Raben sind schlaue Tiere

Alle Rabenvögel, ob Krähen, Elstern, Dohlen oder Eichelhäher, gelten als äußerst intelligent, der Oberschlauberger innerhalb dieser Sippe ist der Kolkrabe. Raben sagt man nach, sie könnten vorausschauend, also auch für den nächsten Tag, planen. Nur unbesiegbar ist er nicht.

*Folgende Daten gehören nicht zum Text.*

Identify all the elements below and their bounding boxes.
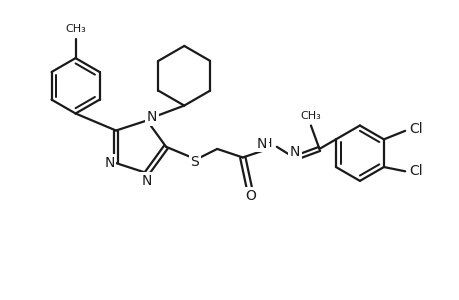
Text: N: N <box>141 174 152 188</box>
Text: Cl: Cl <box>408 122 422 136</box>
Text: Cl: Cl <box>408 164 422 178</box>
Text: CH₃: CH₃ <box>300 111 320 121</box>
Text: N: N <box>289 145 299 159</box>
Text: N: N <box>256 136 267 151</box>
Text: S: S <box>190 155 199 169</box>
Text: N: N <box>104 156 115 170</box>
Text: H: H <box>262 137 271 150</box>
Text: N: N <box>147 110 157 124</box>
Text: CH₃: CH₃ <box>65 24 86 34</box>
Text: O: O <box>244 189 255 203</box>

Ulrich Kamp erinnert sich: „In einem Waldstück in Datteln, so berichtete mir Gerhard Clarenbach aus Oer-Erkenschwick – auch Nabu-Urgestein und Spezialist für Spechte – existiert ein großer Horst in einem alten Baum versteckt in einem alten Baumbestand. Der Horst wird Jahr für Jahr bezogen. Raben wählen gern immer dasselbe Jagdrevier und auch sehr gern den alten Brutplatz.“

Tierische Rivalen kämpfen um Brutplatz

Dort in Datteln gibt es aber Rivalen: Nilgänse, ebenfalls Baumbrüter und durchaus wehrhaft. So treffen sich Nilgänse und Kolkraben jedes Jahr an diesem Brutplatz und kämpfen aus, wer dort brüten darf. „Und Gerd Clarenbach sagte mir, ich solle bloß nicht glauben, dass die Nilgänse immer nur weggejagt würden, immer ‚sehr gutes, ausgeglichenes Spiel auf hohem Niveau mit ungewissem Ausgang‘.“

So sorgt die Natur dafür, dass auch scheinbar unbesiegbare Tiere gelegentlich den Kürzeren ziehen. Ulrich Kamp: „Als ich zuletzt an diesem Brutplatz war, hatten die Raben gewonnen…“

Raben sind Allesfresser, sie ernähren sich von Aas, Samen, Früchten, aber auch von lebender Beute wie Nagern, Hasen, Kaninchen, jungen Vögeln oder Eiern. Der bis etwa 70 cm große Vogel (Corvus corax ist der wissenschaftliche Name) ist nicht nur wehrhaft bei Angriffen auf ihn, er nutzt seine schiere Wucht und Größe inklusive Krallen und Schnabel auch, um lebende Beute nach Greifvogelart zu schlagen.